К этому моменту уже в открытую пускавшие скупые мужские тихие слёзы, Мацуда с Мотохамой недовольно опустили взгляды, и впервые всерьёз задумались о собственной ничтожности, по сравнению с такими людьми, как Усоги Хёдо. Их душила злость и зависть, одновременно с немалой благодарностью тому, кому они завидовали.
— Прости, Хёдо… — кун. — Проронил, нехотя, Мацуда.
— Да… прости нас. — Продолжил Мотохама. — …Мы звали себя твоими друзьями, но… на самом деле мы лишь использовали эту выдуманную связь. Как рыбы-прилипалы. Не знаю, почему я посчитал, что если держаться рядом с тобой, то о нас так станут думать хоть немного лучше…
— Хах… наверное, мы лишь показались всем ещё хуже, на таком контрасте. — Криво улыбнулся Мацуда. — Ками-сама, как же мне стыдно…
— … - Помолчал вместе с парнями Хёдо, прежде чем сказать: — …Усоги просит: поднимите головы.
Дождавшись выполнения просьбы (дуо извращенцев решилось на это отнюдь не сразу), Хёдо неодобрительно покачал головой, глядя то на одного, то на другого, заставляя только улёгшуюся волну непонятно кому предназначенной злости в сознаниях парней вновь всколыхнуться.

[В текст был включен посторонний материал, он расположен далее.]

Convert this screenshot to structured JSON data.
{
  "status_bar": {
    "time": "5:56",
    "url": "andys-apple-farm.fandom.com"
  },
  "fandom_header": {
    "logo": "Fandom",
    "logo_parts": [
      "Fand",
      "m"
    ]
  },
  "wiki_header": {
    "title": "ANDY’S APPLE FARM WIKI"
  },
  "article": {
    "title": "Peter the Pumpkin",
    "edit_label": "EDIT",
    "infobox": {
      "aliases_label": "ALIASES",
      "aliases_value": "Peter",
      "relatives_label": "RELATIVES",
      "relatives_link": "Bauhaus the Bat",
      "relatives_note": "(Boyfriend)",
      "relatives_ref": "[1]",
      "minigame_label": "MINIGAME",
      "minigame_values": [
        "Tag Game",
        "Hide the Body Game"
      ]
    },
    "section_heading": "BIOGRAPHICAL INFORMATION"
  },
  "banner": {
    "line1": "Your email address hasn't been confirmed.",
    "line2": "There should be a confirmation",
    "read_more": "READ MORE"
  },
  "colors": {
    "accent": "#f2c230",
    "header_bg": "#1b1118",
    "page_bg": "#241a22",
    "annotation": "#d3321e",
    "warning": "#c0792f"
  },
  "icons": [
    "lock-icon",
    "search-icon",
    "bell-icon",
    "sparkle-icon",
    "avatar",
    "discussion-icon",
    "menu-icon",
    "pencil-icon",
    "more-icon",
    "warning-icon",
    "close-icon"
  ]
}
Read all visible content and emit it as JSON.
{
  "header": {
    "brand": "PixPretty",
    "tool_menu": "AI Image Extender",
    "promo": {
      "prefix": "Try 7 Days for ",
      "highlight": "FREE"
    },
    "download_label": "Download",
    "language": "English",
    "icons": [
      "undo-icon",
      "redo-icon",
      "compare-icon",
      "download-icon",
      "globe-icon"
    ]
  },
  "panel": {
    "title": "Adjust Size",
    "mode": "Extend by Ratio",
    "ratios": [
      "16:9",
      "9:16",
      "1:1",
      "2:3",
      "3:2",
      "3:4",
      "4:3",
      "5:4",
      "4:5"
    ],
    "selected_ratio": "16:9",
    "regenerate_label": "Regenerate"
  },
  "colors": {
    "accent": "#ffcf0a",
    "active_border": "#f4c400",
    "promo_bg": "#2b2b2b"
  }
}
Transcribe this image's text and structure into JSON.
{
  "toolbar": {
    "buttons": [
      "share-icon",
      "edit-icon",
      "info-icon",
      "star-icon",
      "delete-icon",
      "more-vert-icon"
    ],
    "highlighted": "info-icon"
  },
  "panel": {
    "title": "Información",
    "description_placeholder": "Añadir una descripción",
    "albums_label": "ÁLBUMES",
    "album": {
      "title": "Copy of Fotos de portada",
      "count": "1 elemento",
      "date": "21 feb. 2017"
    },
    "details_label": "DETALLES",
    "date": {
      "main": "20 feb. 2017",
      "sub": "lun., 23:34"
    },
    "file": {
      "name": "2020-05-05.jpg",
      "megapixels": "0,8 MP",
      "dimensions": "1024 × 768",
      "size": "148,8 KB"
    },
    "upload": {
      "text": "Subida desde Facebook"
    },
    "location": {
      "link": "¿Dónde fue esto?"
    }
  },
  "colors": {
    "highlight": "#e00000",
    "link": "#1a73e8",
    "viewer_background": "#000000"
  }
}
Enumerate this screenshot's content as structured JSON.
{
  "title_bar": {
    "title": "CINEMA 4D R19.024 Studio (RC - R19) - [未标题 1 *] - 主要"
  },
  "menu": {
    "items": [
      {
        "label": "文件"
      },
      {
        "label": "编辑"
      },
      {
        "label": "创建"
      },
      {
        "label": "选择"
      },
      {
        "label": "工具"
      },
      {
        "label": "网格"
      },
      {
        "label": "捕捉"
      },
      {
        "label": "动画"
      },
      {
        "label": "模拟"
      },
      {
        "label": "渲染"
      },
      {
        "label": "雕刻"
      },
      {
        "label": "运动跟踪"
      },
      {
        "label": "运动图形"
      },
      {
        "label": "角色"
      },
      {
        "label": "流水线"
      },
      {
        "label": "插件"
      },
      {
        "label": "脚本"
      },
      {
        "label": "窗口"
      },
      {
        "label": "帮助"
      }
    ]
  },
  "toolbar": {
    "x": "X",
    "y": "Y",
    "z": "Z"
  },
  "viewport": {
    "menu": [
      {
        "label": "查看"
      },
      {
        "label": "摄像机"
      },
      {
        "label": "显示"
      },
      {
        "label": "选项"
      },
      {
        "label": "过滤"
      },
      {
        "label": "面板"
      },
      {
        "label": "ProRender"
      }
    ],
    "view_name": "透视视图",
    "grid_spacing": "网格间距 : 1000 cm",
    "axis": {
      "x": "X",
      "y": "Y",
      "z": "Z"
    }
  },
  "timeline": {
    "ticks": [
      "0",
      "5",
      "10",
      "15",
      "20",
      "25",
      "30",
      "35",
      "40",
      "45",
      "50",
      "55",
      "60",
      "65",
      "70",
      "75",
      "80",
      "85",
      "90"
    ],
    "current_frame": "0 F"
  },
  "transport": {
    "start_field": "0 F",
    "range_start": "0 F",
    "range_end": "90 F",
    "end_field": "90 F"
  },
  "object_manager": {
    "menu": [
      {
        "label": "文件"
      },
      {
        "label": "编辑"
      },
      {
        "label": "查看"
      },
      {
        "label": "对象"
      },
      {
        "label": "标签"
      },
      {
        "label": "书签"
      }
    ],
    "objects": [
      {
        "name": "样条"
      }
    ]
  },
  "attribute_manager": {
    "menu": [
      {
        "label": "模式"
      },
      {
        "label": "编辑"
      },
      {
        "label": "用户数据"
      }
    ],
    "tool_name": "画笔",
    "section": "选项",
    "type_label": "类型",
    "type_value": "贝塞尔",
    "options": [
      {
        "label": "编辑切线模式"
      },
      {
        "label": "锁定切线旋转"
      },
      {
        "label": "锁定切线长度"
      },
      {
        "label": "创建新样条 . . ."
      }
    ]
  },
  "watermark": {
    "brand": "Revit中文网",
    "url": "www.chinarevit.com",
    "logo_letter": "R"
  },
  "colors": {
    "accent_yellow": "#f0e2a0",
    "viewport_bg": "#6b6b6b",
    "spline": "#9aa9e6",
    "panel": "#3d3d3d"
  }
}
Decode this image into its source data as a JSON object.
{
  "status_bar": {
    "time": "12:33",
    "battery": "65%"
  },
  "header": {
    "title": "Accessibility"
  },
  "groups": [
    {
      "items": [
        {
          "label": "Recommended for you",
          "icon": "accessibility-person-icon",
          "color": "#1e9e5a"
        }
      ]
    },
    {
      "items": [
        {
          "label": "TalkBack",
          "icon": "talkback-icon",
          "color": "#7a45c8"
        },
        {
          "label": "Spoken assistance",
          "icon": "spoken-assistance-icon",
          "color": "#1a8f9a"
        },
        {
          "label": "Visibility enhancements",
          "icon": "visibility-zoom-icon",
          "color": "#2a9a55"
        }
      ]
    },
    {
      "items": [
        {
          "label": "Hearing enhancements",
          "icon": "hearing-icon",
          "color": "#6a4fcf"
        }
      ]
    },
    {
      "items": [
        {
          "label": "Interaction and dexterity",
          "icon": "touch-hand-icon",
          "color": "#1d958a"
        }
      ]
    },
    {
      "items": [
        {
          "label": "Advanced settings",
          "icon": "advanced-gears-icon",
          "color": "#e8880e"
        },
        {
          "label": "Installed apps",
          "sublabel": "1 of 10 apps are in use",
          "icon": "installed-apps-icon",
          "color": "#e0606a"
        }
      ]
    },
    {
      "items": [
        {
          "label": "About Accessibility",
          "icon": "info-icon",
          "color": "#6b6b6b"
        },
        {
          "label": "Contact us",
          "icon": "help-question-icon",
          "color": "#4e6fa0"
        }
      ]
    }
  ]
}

— «Стыдно»? Да… вам должно быть стыдно. — Безжалостно припечатал Хёдо… лишь чтобы через десяток секунд общего молчания продолжить: — Вот только стыдно вам должно быть не перед Усоги. Вы никак перед Усоги не провинились. Усоги так считает.
— Н-но… как же? — Неуверенно, с нотками негодования спросил Мацуда.
— Вам должно быть стыдно… перед самими собой! — Сказал Хёдо, и своими словами произвёл эффект, будто огрел собеседников пыльным мешком по голове. — Мацуда-сан. Ты рассказывал, что ты был успешным спортсменом в младшей школе. Поставил не один рекорд. Подавал серьёзные надежды. А ты, Мотохама, утверждал, что мечтал стать частным детективом… С твоим умением подмечать малейшие детали окружения, анализировать, и сохранять холодную голову при любых обстоятельствах, твоя мечта вполне могла быть со временем достигнута. Где это всё?! Вам не стыдно перед СОБОЙ?